Il n'y a pas de dérive addictive sur Internet. La mise moyenne y est de 50 euros. Avec un taux de retour joueur à 80 %, la perte moyenne est donc de 10 euros par mois, l'équivalent d'une place de cinéma : on reste dans le cadre d'une activité de loisir. Par ailleurs, alors que l'on craignait que le jeu ne se fasse l'auxiliaire des trappes à pauvreté, on constate que les joueurs se situent en moyenne sur une échelle de catégories socioprofessionnelles plus haute que la moyenne française. Reste cependant à faire un vrai bilan de la prévalence.
Pour ce qui concerne la lutte contre la fraude, je partage le constat de Jean-François Vilotte. Il a été mis fin à la plupart des paris illégaux. Bien que la fuite des gros parieurs vers l'illégalité reste une hypothèse plausible, la masse des parieurs est régulée.
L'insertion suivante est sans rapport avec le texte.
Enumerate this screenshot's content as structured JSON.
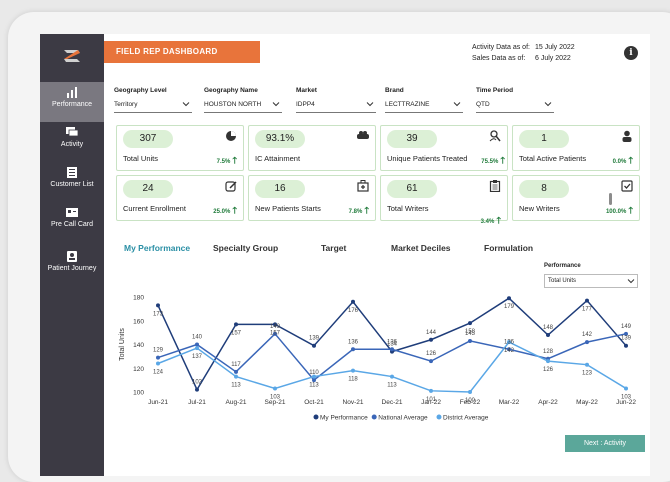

Il faut veiller à développer une offre attractive pour que les joueurs restent en France.
En matière de lutte contre la fraude sportive, la signature d'accords internationaux a marqué des avancées, et les fédérations sportives ont, de leur côté, réalisé un important travail en interne. La Fédération française de tennis a été précurseur. On peut faire beaucoup par la voie de la pédagogie, au sein des fédérations. Je rejoins, enfin, Jean-François Vilotte au sujet de la plateforme française.
Pour l'avenir, ouvrir davantage l'offre sur certains segments serait une bonne chose. En outre, autoriser les joueurs français à s'asseoir, sur nos sites régulés, à des tables étrangères, ferait gagner le jeu en liquidité, et éviterait que les intéressés ne se détournent de nos sites. C'est une question, aussi, de rentabilité.
Les jeux dits d'adresse ou skill games, restent, juridiquement, en zone grise. Dans la mesure où ils emportent gain monétaire, ils devraient basculer dans la régulation des jeux en ligne. D'autant qu'ils entrent dans le même système commercial et présentent les mêmes risques addictifs que les autres. J'ajoute que ce serait là une source non négligeable de recettes fiscales pour l'État.
La rentabilité des opérateurs est une vraie question. Les chiffres qu'a cités Jean-François Vilmotte sont éloquents : 183 millions de pertes d'exploitation, alors qu'ils s'acquittent de 327 millions de taxes. Il n'y a pas lieu de dicter au législateur le niveau du taux de la taxe, mais l'assiette pourrait être utilement modifiée, en retenant désormais le produit brut des jeux.
Au-delà, les opérateurs ont aussi besoin de trouver des produits à marge, tels les tables de poker internationales ou les skill games, ou encore les paris plus spéculatifs, pour une rentabilité immédiate. Ce serait aussi le moyen de préserver les recettes fiscales, sachant que certains produits s'étiolent avec le temps.